The painting was first shown to the press and critics in the weeks leading to the opening of the Royal Academy Summer Exhibition on 1 May 1905. This was in the studio at his home on The Avenue, Fulham Road, Chelsea. Critics from across the country wrote up the picture for their readers eager to learn what the head of the institution would submit. The picture was regarded as his most important submission into which Poynter, stated the Nottingham Daily Express, had 'woven some exquisite scenic surroundings.' Indeed, it was the landscape of the genre picture that was most admired. The critic of The Builder noted that the work was 'full of little incidents—the flecking of sunlight through the trees, the distant city on a hill, seen across the bay.' Poynter had long painted works that combined archaeological artefacts from the historical record (usually in museums) with anecdotal incident, to form historical genre subjects, and continued to produce these into the twentieth century. In The Cup of Tantalus he was considered 'at his best' in this usual vein (thought the Illustrated London News), and the work was shown in the same gallery as Lawrence Alma-Tadema's The Finding of Moses (1904; Private Collection). Despite the essentially playful aspect of the work, it does incorporate a portion of a bas-relief from the Villa Quintiliana in Rome, which the artist knew in the British Museum and which he had 'inserted' as a focus for the composition, and in keeping with the title's allusion to mythology. The marble bas-relief depicting a Bacchic procession, and dating to around AD 100, was part of the celebrated Townley Collection, and had been in Bloomsbury since 1805.2 Poynter was familiar with many aspects of the rich and extensive archaeological collections of the British Museum. Carter, writing in The Art Journal, admired Poynter's 'erudition, research and connoisseurship' evidenced in the work and the study he must have undertaken at resources like the British Museum. Poynter, in common with other artists of his generation such as Leighton and Alma-Tadema, often adapted archaeological artefacts by re-configuring their meaning and context. It was their incorporation and 'use' that was important and gendered added interest. Indeed, the critic from The Queen thought Poynter was 'scholarly as ever.'

The early history of the painting is both fascinating and remarkable, and evidence of the continued influence and agency of art unions into the twentieth century. The picture was sold from Poynter's studio during its first public viewing in the weeks before its debut at the Royal Academy. On 18 April 1905 it was purchased by the newspaper News of the World for 600 guineas. It subsequently organised a nationwide campaign, through the National Art Union, for the competition for various art prizes, the first prize of which was the present lot.
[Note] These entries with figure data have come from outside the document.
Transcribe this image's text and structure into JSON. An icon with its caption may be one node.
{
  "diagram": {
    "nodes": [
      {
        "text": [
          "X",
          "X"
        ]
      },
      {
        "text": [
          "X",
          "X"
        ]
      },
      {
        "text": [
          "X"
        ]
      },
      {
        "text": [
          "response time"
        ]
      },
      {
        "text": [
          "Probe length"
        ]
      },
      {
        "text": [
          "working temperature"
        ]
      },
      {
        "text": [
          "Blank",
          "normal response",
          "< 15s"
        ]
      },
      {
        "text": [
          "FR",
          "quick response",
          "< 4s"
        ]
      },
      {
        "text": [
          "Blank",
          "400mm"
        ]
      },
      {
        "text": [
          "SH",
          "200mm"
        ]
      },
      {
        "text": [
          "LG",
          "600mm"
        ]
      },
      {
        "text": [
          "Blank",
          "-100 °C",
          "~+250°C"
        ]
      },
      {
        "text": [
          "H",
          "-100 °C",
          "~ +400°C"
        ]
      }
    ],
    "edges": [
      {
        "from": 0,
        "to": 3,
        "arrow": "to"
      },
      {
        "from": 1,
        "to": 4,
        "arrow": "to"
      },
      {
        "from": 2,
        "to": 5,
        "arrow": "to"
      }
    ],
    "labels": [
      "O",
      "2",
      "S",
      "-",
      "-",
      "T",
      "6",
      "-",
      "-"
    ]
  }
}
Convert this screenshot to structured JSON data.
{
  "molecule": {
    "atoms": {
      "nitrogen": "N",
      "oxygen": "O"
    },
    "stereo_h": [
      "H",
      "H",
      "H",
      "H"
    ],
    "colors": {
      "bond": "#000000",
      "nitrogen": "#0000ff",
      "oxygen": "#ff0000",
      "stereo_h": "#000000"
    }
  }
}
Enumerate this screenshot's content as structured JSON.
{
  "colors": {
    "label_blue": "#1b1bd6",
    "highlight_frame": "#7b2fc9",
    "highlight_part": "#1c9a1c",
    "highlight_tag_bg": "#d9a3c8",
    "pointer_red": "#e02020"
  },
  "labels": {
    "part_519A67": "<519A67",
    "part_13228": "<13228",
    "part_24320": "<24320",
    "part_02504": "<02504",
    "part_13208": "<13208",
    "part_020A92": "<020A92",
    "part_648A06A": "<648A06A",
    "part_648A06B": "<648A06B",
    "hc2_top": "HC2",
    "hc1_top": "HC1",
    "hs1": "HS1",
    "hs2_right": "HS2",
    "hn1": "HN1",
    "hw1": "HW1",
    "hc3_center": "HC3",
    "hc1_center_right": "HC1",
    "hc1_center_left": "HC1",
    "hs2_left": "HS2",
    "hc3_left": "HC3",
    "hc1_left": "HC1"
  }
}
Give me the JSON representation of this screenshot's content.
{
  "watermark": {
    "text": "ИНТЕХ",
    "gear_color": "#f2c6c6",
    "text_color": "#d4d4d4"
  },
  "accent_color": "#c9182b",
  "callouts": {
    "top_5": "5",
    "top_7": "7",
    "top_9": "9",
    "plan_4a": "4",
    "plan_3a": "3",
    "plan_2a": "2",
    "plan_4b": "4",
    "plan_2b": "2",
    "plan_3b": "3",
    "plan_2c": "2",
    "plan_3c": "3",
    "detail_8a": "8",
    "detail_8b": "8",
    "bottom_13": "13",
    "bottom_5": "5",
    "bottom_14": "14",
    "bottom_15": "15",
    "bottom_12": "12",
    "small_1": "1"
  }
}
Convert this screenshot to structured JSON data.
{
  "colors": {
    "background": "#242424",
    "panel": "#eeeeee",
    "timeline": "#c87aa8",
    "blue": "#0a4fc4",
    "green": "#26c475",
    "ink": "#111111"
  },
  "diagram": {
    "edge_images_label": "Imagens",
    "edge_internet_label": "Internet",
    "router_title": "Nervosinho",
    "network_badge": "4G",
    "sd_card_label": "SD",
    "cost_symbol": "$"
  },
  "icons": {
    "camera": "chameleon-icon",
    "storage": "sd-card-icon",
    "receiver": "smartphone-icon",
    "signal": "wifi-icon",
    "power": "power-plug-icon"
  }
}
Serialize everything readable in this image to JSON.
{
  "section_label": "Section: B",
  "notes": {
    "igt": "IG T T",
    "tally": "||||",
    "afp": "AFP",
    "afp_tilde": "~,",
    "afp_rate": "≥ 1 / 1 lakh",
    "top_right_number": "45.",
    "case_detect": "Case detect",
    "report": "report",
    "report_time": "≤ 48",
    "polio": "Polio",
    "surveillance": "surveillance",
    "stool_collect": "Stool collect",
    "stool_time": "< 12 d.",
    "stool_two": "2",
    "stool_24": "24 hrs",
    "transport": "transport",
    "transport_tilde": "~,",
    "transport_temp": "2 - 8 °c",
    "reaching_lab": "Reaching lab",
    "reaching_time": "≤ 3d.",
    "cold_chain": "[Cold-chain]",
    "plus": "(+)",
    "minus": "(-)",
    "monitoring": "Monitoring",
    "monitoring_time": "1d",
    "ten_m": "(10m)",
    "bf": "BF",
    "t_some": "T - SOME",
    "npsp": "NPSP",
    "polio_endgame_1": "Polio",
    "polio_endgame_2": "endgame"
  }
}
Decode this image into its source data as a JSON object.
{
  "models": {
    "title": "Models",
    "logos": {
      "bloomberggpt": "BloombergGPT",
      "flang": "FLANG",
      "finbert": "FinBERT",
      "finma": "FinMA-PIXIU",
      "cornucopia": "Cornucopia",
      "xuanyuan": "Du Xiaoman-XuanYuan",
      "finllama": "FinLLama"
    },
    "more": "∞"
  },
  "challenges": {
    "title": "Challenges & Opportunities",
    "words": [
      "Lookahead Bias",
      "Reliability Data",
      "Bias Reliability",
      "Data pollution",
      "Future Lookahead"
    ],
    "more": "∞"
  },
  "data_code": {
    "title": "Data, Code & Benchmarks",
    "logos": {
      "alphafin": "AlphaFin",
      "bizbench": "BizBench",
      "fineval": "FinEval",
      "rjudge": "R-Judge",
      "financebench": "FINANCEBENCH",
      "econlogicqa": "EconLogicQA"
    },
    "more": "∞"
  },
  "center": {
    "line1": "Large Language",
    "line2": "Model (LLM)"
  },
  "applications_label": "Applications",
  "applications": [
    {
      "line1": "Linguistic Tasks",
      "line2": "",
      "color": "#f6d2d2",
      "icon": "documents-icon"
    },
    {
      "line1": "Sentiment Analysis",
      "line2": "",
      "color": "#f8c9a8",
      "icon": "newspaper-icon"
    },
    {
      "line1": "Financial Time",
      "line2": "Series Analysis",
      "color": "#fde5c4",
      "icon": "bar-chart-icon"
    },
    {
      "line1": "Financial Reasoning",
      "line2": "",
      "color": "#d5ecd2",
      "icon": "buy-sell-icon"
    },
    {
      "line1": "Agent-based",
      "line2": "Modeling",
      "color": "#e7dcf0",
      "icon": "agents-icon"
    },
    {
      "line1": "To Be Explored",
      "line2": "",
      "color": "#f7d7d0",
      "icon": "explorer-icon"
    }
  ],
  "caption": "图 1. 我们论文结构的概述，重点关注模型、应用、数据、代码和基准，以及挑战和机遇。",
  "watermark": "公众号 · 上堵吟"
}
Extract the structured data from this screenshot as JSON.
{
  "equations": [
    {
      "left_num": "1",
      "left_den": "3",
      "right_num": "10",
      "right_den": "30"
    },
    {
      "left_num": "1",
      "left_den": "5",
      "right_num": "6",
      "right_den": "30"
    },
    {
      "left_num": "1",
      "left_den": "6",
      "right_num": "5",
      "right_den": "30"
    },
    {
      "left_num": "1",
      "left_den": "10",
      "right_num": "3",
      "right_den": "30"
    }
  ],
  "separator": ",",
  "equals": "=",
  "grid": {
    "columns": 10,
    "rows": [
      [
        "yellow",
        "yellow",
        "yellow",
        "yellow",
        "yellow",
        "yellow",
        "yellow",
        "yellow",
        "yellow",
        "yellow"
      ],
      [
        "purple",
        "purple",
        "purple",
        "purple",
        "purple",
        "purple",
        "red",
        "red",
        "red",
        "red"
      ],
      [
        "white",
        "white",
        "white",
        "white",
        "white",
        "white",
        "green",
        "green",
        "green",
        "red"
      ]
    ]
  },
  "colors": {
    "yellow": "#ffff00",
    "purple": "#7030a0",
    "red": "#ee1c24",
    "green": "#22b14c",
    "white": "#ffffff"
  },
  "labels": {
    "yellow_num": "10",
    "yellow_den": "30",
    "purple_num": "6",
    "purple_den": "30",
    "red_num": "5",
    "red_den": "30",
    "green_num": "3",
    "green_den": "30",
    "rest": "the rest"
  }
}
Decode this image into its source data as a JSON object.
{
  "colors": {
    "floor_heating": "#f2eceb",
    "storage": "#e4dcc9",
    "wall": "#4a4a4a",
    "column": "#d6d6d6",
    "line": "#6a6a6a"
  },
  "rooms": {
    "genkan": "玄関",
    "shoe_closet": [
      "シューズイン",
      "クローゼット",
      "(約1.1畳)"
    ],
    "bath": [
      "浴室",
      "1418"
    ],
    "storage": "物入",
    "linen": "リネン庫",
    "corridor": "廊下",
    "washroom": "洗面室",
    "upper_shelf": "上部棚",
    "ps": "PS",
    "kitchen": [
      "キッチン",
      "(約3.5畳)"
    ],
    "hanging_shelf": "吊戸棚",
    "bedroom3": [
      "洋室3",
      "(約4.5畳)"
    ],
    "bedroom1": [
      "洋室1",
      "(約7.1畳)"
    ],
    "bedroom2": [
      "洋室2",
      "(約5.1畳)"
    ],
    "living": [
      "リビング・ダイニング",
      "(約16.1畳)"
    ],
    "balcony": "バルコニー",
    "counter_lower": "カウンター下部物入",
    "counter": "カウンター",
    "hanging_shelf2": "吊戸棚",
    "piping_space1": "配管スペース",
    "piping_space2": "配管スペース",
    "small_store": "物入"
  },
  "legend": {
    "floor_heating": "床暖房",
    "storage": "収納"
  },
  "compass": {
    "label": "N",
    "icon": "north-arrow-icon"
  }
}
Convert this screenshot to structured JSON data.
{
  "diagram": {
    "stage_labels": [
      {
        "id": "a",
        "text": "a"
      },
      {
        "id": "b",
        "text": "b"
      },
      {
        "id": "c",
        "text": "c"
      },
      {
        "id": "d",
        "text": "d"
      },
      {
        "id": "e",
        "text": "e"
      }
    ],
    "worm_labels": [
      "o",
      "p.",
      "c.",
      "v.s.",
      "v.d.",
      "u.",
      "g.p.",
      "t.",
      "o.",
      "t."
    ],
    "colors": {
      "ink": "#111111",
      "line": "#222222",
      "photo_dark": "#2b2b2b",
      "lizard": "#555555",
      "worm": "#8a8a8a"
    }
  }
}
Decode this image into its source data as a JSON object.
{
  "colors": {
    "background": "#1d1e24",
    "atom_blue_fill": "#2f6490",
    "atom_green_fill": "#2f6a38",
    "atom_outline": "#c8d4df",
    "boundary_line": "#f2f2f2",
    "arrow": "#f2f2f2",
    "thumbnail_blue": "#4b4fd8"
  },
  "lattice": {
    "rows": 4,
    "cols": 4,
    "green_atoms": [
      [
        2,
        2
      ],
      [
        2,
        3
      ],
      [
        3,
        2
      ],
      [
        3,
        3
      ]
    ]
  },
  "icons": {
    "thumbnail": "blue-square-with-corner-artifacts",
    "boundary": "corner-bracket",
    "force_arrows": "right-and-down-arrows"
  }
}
Coupons were collected by avid readers of the News of the World between 23 April and 6 August 1905.3 Advertisements for the competition were printed in the regional press, including Birmingham Daily Mail, Liverpool Echo, and Yorkshire Evening Post. The winner of the first prize was a bricklayer, Charles Henry Tuck, from Crowborough, Sussex.

1M. Bell, Drawings of Sir E. J. Poynter, Bart., PRA, 1905, plate 19.
2British Museum, London (GR 1805,0703.128).
3The Daily Telegraph, 22 April 1905, p. 3.

We are grateful to Dr. Donato Esposito for compiling this catalogue entry.